Nasib para PRT di dalam negeri, ujar Eva, masih 'dipasung' oleh DPR karena RUU Perlindungan Pekerja Rumah Tangga (PPRT) tidak kunjung disahkan menjadi UU. Sementara di luar negeri para PMI terancam kasus-kasus TPPO.
Meski perangkat dan data sudah lengkap untuk mengatasi kasus TPPO, menurut Eva, sangat dibutuhkan upaya ekstra untuk melindungi TKI baik yang bekerja di dalam dan luar negeri, bukan sekadar upaya parsial dari kementerian dan lembaga terkait.
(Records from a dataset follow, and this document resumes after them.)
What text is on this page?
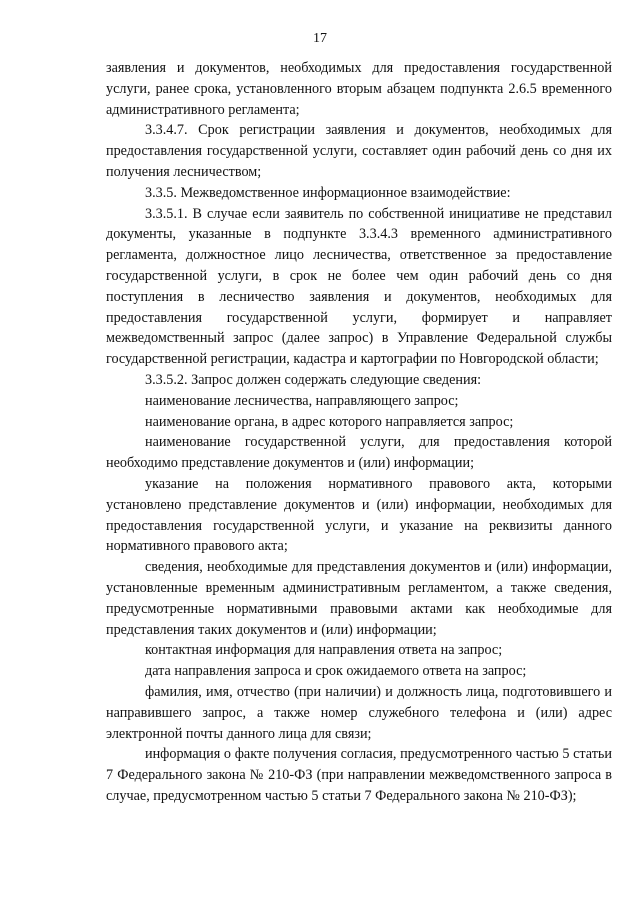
17

заявления и документов, необходимых для предоставления государственной услуги, ранее срока, установленного вторым абзацем подпункта 2.6.5 временного административного регламента;

3.3.4.7. Срок регистрации заявления и документов, необходимых для предоставления государственной услуги, составляет один рабочий день со дня их получения лесничеством;

3.3.5. Межведомственное информационное взаимодействие:

3.3.5.1. В случае если заявитель по собственной инициативе не представил документы, указанные в подпункте 3.3.4.3 временного административного регламента, должностное лицо лесничества, ответственное за предоставление государственной услуги, в срок не более чем один рабочий день со дня поступления в лесничество заявления и документов, необходимых для предоставления государственной услуги, формирует и направляет межведомственный запрос (далее запрос) в Управление Федеральной службы государственной регистрации, кадастра и картографии по Новгородской области;

3.3.5.2. Запрос должен содержать следующие сведения:

наименование лесничества, направляющего запрос;

наименование органа, в адрес которого направляется запрос;

наименование государственной услуги, для предоставления которой необходимо представление документов и (или) информации;

указание на положения нормативного правового акта, которыми установлено представление документов и (или) информации, необходимых для предоставления государственной услуги, и указание на реквизиты данного нормативного правового акта;

сведения, необходимые для представления документов и (или) информации, установленные временным административным регламентом, а также сведения, предусмотренные нормативными правовыми актами как необходимые для представления таких документов и (или) информации;

контактная информация для направления ответа на запрос;

дата направления запроса и срок ожидаемого ответа на запрос;

фамилия, имя, отчество (при наличии) и должность лица, подготовившего и направившего запрос, а также номер служебного телефона и (или) адрес электронной почты данного лица для связи;

информация о факте получения согласия, предусмотренного частью 5 статьи 7 Федерального закона № 210-ФЗ (при направлении межведомственного запроса в случае, предусмотренном частью 5 статьи 7 Федерального закона № 210-ФЗ);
Sementara itu, Anggota Komisi III DPR RI Taufik Basari mengungkapkan bahwa TPPO merupakan kasus yang sangat kompleks karena banyak melibatkan sejumlah pihak.
Sehingga, ujar Tobas sapaan akrab Taufik Basari, kasus TPPO harus diatasi secara komprehensif agar bisa dituntaskan hingga akar masalahnya.
Tobas menyambut baik tekad pemerintah dalam penindakan dan penanganan kasus-kasus TPPO di tanah air.
Data yang dimiliki, ujar Tobas, harus segera dimanfaatkan sebagai dasar membuat peta permasalahan untuk mengatasi berbagai kasus TPPO yang terjadi.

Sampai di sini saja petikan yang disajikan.